Por Daiille Costa Toigo, advogada especializada em Direito da Família
Quando recebemos a notícia e confirmação que estamos grávidas e que em breve nos tornaremos mães, eis que surge uma mistura de sentimentos: alegria, ansiedade e, em alguns casos, inseguranças quanto a educação da criança no futuro, organização da rotina da casa, compra de enxoval, aspecto financeiro e como se não bastasse…Tem ainda a preocupação com o emprego, retorno ao mercado após a licença e os direitos da mulher na gestação e maternidade – o que é pouco debatido e explicitado nas mídias sociais.

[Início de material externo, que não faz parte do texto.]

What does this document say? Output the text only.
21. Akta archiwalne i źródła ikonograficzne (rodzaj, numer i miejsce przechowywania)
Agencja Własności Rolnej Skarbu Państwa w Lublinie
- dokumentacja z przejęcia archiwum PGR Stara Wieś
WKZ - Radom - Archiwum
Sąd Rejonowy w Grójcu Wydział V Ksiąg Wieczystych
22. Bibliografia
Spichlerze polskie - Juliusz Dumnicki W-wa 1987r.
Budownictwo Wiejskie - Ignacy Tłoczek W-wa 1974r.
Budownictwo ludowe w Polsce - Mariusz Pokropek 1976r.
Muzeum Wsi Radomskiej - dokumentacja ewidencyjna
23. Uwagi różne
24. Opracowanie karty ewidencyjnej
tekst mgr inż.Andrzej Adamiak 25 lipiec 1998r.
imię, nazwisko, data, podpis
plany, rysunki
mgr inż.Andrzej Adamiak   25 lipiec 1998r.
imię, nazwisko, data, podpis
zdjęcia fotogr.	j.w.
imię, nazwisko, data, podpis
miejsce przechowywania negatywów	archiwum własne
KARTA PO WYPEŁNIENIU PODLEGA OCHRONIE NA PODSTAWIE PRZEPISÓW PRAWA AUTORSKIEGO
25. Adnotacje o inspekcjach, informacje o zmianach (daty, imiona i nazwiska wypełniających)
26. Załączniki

Portanto, minha preocupação aqui é justamente sanar uma dessas dúvidas: os direitos da gestante no trabalho. As suas garantias estão descritas na CLT – Consolidação das Leis de Trabalho e há as seguintes previsões:
* A mulher pode se ausentar do trabalho todas as vezes que necessitar e  deve comparecer em consulta com o médico obstetra, sendo garantido pelo menos seis vezes durante a gestação. Basta apenas comprovar ao empregador através de atestado médico que lhe será garantida a falta justificada no trabalho;
* De acordo com a lei trabalhista, a gestante não pode ser demitida no intervalo entre a concepção do bebê e cinco meses após o parto. Se for demitida e descobrir que engravidou durante o período de trabalho, ela deverá ser readmitida. O mesmo vale para aviso prévio;
* Quem decide o início da licença maternidade é o médico obstetra, portanto comunique-o caso não se sinta bem para exercer o trabalho. A licença pode ser iniciada antes;
* Após a licença maternidade, a mãe tem direito a amamentar seu bebê durante o horário de trabalho.